La contrepartie de la prestation de travail est le salaire et non la rémunération

Trois éléments constitutifs du contrat de travail : la prestation de travail (élément matériel), la rémunération (élément économique), et le lien de subordination (élément juridique).

Le salaire est donc l’obligation principale de l’employeur payée parce que le salarié a presté. Le salaire est l’élément fondamental pour lequel le salarié conclut même le contrat de travail. Et si en droit des obligations la cause de l’obligation d’une des parties est l’obligation de l’autre partie, la cause de la prestation de travail du salarié est d’abord la perception de son salaire, et non les avantages qui accompagnent le salaire qui peuvent ou ne pas être payés. Le salaire est ce qui donne au contrat de travail la nature à la fois d’un contrat à titre onéreux et d’un contrat synallagmatique car il est obligatoirement et régulièrement payé en fonction et en contrepartie de la prestation matérielle évaluée, alors que les autres avantages, compliments du salaire, ne sont ni obligatoires ni réguliers. C’est pourquoi, en sus, le législateur lui-même veut que le salaire soit toujours être payé en espèce, et jamais en nature, même si une fois de plus il utilise ABUSIVEMENT le concept « rémunération » à la place de « salaire » à l’article 98 alinéa 1er du code du travail : « la rémunération doit être payée en espèces, sous déduction éventuelle de la contre-valeur des avantages dus et remis en nature ».

(…).

2) Le lien de subordination

Il appartient à celui qui invoque l’existence d’une relation de travail (généralement le salarié) de le prouver notamment par l’existence d’un lien de subordination. En effet, comme nous le savons, le lien de subordination est l’élément fondamental qui distingue le contrat de travail de tous les autres contrats de droit privé qui lui sont voisins.

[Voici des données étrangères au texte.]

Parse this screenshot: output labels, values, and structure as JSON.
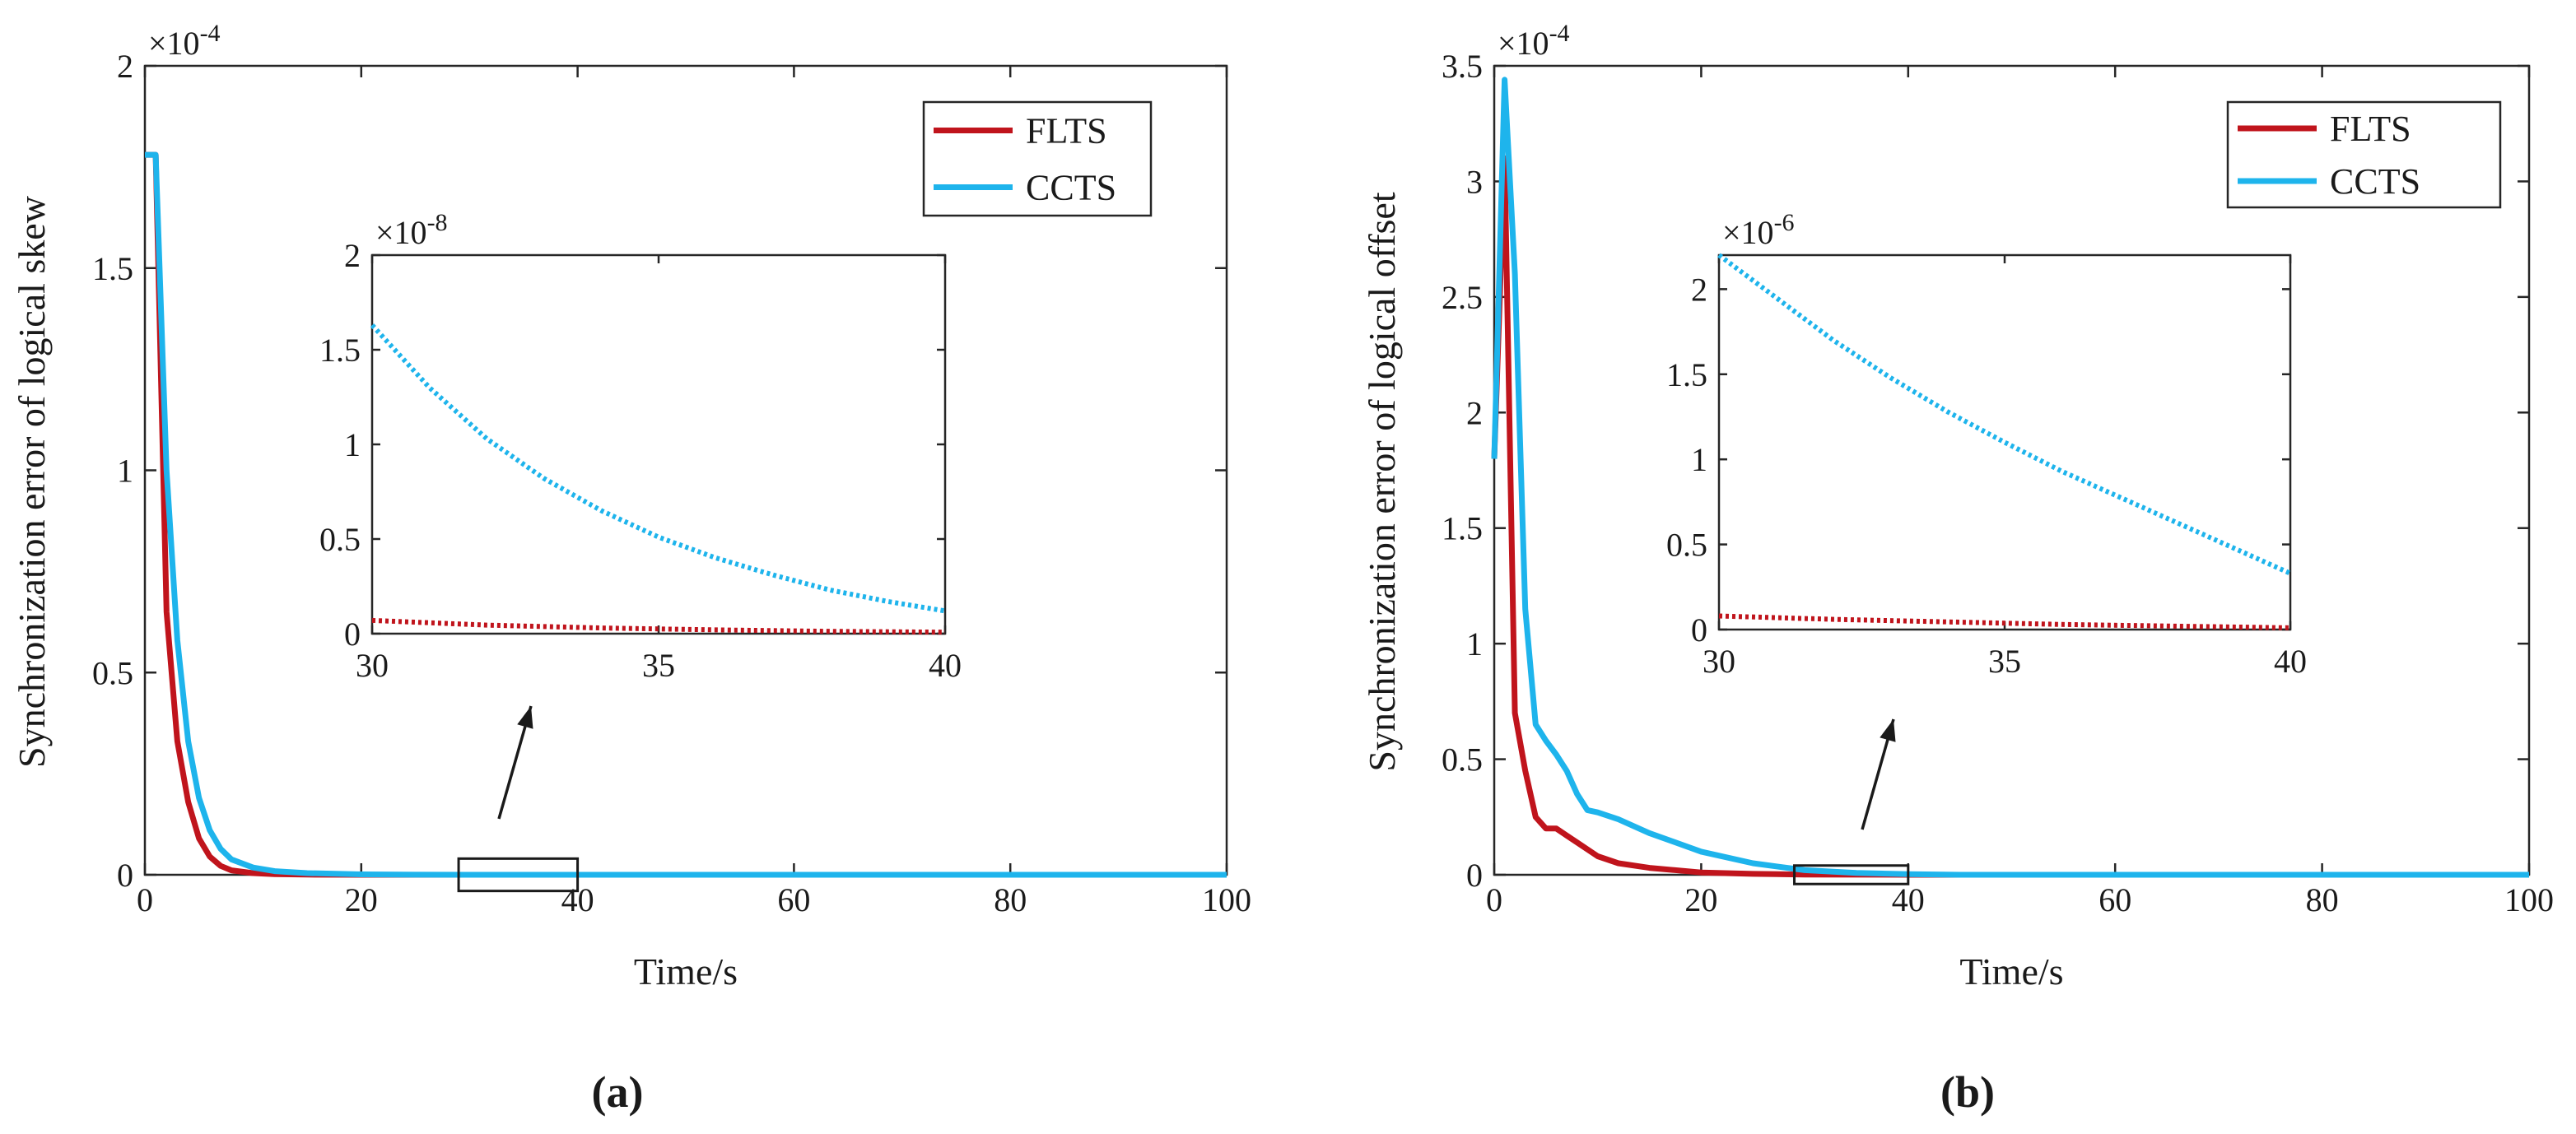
{
  "chart_data": [
    {
      "type": "line",
      "panel_label": "(a)",
      "xlabel": "Time/s",
      "ylabel": "Synchronization error of logical skew",
      "exponent_label": "×10",
      "exponent_power": "-4",
      "xlim": [
        0,
        100
      ],
      "ylim": [
        0,
        2
      ],
      "xticks": [
        0,
        20,
        40,
        60,
        80,
        100
      ],
      "yticks": [
        0,
        0.5,
        1,
        1.5,
        2
      ],
      "legend_location": "top-right",
      "highlight_box": {
        "x_range": [
          29,
          40
        ],
        "y_range": [
          -0.04,
          0.04
        ]
      },
      "series": [
        {
          "name": "FLTS",
          "color": "#c0141c",
          "x": [
            0,
            1,
            2,
            3,
            4,
            5,
            6,
            7,
            8,
            10,
            12,
            15,
            20,
            30,
            40,
            100
          ],
          "y": [
            1.78,
            1.78,
            0.65,
            0.33,
            0.18,
            0.09,
            0.045,
            0.022,
            0.011,
            0.004,
            0.0015,
            0.0005,
            0.0001,
            0,
            0,
            0
          ]
        },
        {
          "name": "CCTS",
          "color": "#1eb4ec",
          "x": [
            0,
            1,
            2,
            3,
            4,
            5,
            6,
            7,
            8,
            10,
            12,
            15,
            20,
            25,
            30,
            40,
            100
          ],
          "y": [
            1.78,
            1.78,
            1.0,
            0.58,
            0.33,
            0.19,
            0.11,
            0.064,
            0.038,
            0.018,
            0.009,
            0.004,
            0.001,
            0.0003,
            0.0001,
            0,
            0
          ]
        }
      ],
      "inset": {
        "exponent_label": "×10",
        "exponent_power": "-8",
        "xlim": [
          30,
          40
        ],
        "ylim": [
          0,
          2
        ],
        "xticks": [
          30,
          35,
          40
        ],
        "yticks": [
          0,
          0.5,
          1,
          1.5,
          2
        ],
        "series": [
          {
            "name": "FLTS",
            "color": "#c0141c",
            "x": [
              30,
              32,
              34,
              36,
              38,
              40
            ],
            "y": [
              0.07,
              0.045,
              0.03,
              0.02,
              0.012,
              0.008
            ]
          },
          {
            "name": "CCTS",
            "color": "#1eb4ec",
            "x": [
              30,
              31,
              32,
              33,
              34,
              35,
              36,
              37,
              38,
              39,
              40
            ],
            "y": [
              1.63,
              1.3,
              1.03,
              0.82,
              0.65,
              0.51,
              0.4,
              0.31,
              0.23,
              0.17,
              0.12
            ]
          }
        ]
      }
    },
    {
      "type": "line",
      "panel_label": "(b)",
      "xlabel": "Time/s",
      "ylabel": "Synchronization error of logical offset",
      "exponent_label": "×10",
      "exponent_power": "-4",
      "xlim": [
        0,
        100
      ],
      "ylim": [
        0,
        3.5
      ],
      "xticks": [
        0,
        20,
        40,
        60,
        80,
        100
      ],
      "yticks": [
        0,
        0.5,
        1,
        1.5,
        2,
        2.5,
        3,
        3.5
      ],
      "legend_location": "top-right",
      "highlight_box": {
        "x_range": [
          29,
          40
        ],
        "y_range": [
          -0.04,
          0.04
        ]
      },
      "series": [
        {
          "name": "FLTS",
          "color": "#c0141c",
          "x": [
            0,
            1,
            2,
            3,
            4,
            5,
            6,
            7,
            8,
            10,
            12,
            15,
            20,
            25,
            30,
            40,
            100
          ],
          "y": [
            1.8,
            3.1,
            0.7,
            0.45,
            0.25,
            0.2,
            0.2,
            0.17,
            0.14,
            0.08,
            0.05,
            0.03,
            0.01,
            0.004,
            0.001,
            0,
            0
          ]
        },
        {
          "name": "CCTS",
          "color": "#1eb4ec",
          "x": [
            0,
            1,
            2,
            3,
            4,
            5,
            6,
            7,
            8,
            9,
            10,
            12,
            15,
            20,
            25,
            30,
            35,
            40,
            45,
            100
          ],
          "y": [
            1.8,
            3.44,
            2.6,
            1.15,
            0.65,
            0.58,
            0.52,
            0.45,
            0.35,
            0.28,
            0.27,
            0.24,
            0.18,
            0.1,
            0.05,
            0.02,
            0.008,
            0.003,
            0,
            0
          ]
        }
      ],
      "inset": {
        "exponent_label": "×10",
        "exponent_power": "-6",
        "xlim": [
          30,
          40
        ],
        "ylim": [
          0,
          2.2
        ],
        "xticks": [
          30,
          35,
          40
        ],
        "yticks": [
          0,
          0.5,
          1,
          1.5,
          2
        ],
        "series": [
          {
            "name": "FLTS",
            "color": "#c0141c",
            "x": [
              30,
              32,
              34,
              36,
              38,
              40
            ],
            "y": [
              0.08,
              0.06,
              0.045,
              0.03,
              0.02,
              0.01
            ]
          },
          {
            "name": "CCTS",
            "color": "#1eb4ec",
            "x": [
              30,
              31,
              32,
              33,
              34,
              35,
              36,
              37,
              38,
              39,
              40
            ],
            "y": [
              2.2,
              1.95,
              1.7,
              1.48,
              1.28,
              1.1,
              0.93,
              0.78,
              0.63,
              0.48,
              0.33
            ]
          }
        ]
      }
    }
  ]
}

Il sied de préciser que ces deux premiers éléments sont cumulatifs et doivent être prouvé l’un après l’autre, afin de permettre au juge de procéder à la qualification. Cependant, s’il s’en était suivi un licenciement du salarié, ceci serait un troisième élément fondamental.

3)   Le licenciement du salarié

L’employeur ne peut contester l’existence d’une relation de travail alors qu’il arrive, en vertu de ce même contrat, à procéder au licenciement de son salarié. C’est ainsi qu’écrit le Professeur MUKADI BONYI : « un contrat de travail peut se prouver même par des simples présomptions. Il en est ainsi en cas de résiliation par l’employeur d’un contrat de travail dont il conteste l’existence car si un tel contrat n’existait pas, il ne l’aurait pas résilié (CA d’Elisabethville, 8 novembre 1960, cité par MUKADI Bonyi, Op. cit., p. 178).